Arboriculture – or the cultivation, management and study of trees and shrubs – is a constant feature of life at Harewood, with thousands of trees within the grounds that need careful attention for the tree’s health and for visitor safety. This beech is rotting, so it’s being reduced by 40% to keep it standing and alive for many more years.

The beech from the other side of the lake – the tallest tree in the centre of the image.

Examining the beech tree

This particular tree is a beech, Fagus sylvatica, approximately 300 – 350 years old. Toadstools (which are the fruiting bodies) of the fungus Pholiotus, ‘Shaggy parasol’, which grows on rotten wood, began to appear on the tree, which prompted us to look deeper into the tree’s physical state.

PiCUS tomography measures sound waves as they travel through the tree. The solidity of the wood dictates how fast they travel, allowing us to see a cross section through the stem.
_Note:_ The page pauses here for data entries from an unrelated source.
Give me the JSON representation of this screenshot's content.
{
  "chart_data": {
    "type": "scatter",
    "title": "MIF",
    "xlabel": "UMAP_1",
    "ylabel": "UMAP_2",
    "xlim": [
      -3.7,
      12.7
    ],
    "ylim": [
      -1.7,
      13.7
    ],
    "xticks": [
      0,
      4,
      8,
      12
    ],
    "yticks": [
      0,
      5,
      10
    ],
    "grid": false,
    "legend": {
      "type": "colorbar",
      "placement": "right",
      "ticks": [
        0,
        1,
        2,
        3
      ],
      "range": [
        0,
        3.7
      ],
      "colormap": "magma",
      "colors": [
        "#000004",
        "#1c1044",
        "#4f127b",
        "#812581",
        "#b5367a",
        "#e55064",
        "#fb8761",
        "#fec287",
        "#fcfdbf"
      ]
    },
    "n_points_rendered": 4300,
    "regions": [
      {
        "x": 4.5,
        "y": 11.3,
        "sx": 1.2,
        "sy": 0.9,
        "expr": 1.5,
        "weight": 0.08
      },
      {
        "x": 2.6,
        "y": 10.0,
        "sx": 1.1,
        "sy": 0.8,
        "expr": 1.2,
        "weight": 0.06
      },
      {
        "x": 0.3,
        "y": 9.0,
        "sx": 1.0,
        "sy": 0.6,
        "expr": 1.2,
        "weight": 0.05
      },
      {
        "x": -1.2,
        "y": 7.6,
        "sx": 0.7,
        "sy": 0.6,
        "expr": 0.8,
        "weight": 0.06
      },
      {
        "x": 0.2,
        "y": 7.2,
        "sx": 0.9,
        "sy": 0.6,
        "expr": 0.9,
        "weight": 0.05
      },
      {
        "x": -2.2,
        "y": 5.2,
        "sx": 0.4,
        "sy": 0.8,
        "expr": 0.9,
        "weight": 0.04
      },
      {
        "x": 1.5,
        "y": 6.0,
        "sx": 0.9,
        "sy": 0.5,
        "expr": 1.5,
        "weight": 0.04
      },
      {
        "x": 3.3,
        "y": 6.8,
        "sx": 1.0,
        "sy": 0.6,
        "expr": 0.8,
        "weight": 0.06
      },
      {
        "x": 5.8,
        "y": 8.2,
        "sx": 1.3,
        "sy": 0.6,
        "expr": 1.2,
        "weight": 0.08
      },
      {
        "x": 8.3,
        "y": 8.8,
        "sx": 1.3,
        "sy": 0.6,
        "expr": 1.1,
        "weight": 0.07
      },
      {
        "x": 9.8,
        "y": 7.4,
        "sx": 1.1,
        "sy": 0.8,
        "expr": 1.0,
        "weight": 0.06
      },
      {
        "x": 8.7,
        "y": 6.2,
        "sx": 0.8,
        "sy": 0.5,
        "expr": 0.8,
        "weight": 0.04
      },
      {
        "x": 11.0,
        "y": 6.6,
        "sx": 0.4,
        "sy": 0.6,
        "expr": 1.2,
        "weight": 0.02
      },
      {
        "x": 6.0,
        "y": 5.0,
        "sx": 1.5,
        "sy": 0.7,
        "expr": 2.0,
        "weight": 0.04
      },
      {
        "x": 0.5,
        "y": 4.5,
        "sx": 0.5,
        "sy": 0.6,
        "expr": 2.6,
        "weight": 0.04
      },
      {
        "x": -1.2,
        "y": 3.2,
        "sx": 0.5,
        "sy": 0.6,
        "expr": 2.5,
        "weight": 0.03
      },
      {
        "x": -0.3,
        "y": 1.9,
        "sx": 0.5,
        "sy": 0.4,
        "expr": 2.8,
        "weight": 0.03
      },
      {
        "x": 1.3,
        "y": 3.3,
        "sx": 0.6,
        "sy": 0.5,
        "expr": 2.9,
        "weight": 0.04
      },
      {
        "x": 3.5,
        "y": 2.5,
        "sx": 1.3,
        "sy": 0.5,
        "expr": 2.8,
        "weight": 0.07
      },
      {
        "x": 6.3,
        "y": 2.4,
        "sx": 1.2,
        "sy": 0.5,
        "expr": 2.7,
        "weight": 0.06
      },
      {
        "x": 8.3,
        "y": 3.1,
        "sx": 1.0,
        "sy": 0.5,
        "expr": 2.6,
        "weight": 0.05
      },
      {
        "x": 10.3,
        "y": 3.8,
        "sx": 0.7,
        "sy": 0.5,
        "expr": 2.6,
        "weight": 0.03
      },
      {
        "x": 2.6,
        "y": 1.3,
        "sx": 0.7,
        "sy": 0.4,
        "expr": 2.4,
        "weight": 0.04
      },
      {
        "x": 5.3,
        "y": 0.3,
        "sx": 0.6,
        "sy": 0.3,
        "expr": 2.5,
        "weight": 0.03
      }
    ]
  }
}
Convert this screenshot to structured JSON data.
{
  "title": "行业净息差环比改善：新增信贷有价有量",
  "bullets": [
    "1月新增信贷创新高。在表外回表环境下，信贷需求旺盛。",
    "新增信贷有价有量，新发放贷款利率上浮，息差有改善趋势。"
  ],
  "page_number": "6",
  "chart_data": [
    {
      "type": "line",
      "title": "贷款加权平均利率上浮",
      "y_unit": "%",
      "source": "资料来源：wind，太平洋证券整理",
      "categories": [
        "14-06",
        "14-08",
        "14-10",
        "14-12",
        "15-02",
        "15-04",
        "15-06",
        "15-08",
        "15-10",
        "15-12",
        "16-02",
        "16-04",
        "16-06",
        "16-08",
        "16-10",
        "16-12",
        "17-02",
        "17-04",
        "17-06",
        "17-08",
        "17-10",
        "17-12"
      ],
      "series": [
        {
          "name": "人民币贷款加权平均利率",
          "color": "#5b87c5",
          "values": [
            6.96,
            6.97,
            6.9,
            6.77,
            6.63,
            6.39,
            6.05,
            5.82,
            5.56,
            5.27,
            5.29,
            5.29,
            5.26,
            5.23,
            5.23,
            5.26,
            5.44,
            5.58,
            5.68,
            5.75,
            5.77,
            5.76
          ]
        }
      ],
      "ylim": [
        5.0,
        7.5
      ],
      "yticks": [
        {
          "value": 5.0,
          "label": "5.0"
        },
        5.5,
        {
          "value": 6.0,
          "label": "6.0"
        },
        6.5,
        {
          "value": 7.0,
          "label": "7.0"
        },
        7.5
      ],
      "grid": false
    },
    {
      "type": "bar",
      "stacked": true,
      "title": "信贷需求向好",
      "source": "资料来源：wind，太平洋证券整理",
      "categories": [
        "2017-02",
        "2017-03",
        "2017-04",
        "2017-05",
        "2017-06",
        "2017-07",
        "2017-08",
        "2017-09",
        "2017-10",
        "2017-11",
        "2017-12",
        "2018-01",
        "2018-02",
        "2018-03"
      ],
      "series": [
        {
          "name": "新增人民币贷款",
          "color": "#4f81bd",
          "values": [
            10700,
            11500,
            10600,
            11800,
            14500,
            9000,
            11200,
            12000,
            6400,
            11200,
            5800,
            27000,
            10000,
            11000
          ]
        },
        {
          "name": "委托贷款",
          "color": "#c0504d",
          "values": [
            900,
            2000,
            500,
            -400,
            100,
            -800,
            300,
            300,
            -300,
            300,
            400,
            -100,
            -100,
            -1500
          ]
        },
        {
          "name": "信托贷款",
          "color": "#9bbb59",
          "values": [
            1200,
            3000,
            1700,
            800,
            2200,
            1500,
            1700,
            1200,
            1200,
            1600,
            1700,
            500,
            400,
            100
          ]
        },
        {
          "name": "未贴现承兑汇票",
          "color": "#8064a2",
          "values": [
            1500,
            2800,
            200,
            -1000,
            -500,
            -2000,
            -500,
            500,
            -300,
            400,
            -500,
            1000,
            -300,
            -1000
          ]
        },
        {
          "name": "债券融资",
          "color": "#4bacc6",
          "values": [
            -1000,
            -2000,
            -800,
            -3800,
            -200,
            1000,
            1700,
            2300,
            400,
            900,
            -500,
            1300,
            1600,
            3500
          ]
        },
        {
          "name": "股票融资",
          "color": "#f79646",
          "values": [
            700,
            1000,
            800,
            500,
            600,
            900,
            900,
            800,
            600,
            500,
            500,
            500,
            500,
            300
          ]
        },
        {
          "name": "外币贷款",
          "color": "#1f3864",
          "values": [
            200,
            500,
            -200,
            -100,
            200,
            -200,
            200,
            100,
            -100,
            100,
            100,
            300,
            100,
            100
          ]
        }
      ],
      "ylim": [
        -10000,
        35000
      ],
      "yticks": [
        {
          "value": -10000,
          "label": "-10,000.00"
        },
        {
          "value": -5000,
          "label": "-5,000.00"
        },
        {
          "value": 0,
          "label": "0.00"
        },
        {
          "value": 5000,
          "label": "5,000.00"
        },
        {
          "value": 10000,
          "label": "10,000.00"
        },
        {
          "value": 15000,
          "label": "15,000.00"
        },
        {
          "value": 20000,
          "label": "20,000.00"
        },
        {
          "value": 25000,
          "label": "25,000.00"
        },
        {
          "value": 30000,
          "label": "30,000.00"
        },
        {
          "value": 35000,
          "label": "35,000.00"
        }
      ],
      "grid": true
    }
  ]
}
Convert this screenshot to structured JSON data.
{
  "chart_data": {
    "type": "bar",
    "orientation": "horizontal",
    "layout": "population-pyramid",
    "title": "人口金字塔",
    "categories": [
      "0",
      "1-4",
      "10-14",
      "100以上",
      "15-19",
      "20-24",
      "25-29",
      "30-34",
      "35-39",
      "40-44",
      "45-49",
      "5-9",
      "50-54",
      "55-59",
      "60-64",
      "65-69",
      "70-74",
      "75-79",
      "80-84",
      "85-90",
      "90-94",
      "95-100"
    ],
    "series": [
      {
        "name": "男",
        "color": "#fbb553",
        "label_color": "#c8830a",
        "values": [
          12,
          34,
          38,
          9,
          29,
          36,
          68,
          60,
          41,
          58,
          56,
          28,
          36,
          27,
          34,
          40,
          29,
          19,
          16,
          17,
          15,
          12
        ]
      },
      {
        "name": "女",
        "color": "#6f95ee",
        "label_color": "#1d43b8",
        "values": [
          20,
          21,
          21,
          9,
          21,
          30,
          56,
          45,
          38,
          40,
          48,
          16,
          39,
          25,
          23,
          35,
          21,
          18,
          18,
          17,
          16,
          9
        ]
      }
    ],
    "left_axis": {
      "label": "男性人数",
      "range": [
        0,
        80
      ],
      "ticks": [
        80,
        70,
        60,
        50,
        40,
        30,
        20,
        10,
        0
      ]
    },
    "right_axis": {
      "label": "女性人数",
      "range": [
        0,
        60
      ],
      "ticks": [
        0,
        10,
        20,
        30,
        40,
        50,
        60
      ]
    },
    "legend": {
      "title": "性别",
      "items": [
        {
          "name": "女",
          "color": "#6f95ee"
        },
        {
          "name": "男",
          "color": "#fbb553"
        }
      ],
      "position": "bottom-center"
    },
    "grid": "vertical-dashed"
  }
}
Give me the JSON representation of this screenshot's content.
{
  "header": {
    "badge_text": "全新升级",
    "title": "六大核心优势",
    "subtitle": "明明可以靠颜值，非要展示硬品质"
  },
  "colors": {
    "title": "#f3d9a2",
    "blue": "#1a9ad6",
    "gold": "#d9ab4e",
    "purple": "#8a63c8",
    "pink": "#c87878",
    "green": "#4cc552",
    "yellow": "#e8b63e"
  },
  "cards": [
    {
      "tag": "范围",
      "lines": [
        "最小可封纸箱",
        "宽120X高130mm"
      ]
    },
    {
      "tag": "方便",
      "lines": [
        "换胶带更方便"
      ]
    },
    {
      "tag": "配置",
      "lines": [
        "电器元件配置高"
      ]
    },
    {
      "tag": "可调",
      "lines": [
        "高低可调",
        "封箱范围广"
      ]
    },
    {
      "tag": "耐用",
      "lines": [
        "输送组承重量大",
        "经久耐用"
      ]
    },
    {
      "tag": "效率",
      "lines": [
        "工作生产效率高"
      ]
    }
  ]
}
The brown on this tomograph shows good healthy wood; green is wood in transition; and purple & blue shows rotten/dead wood. A tree can still be very stable if it has at least 70% brown around the outside, but as we can see, our beech has gone beyond this point.

This is a resistograph, showing the results of drilling into the root buttresses with a very fine, long drill. The amount of resistance the drill encounters gives an idea of how solid the wood is, up to a metre’s depth.

A further proof of the tree’s internal rooting is the Ganoderma fungus, ‘Beech heart-rot’ – this has just started to show on the surface, and has caused the dead wood inside.

Reducing the tree

We were advised to reduce the height of the beech by 40%. This reduces the weight that needs to be borne by the rotting stem, as well as mitigating the ‘wind sail’ effect. The smaller tree should stand for many more years; without the reduction, we might have seen the tree fall across the path within one or two years.

Arborists who have taken care of Harewood’s trees for many years are on site this week. They have rigged up an ‘English Reeve’, a rope system, between our beech and a large tree a few metres down the path (requiring around 500m of rope!). This will allow them to move the cut branches at canopy level, then drop them onto a clear section of path, to avoid damaging any smaller trees under the beech.

The beech with its rigging

The view across the lake may look slightly different, but we’re glad that this work will keep a beautiful tree standing for years to come.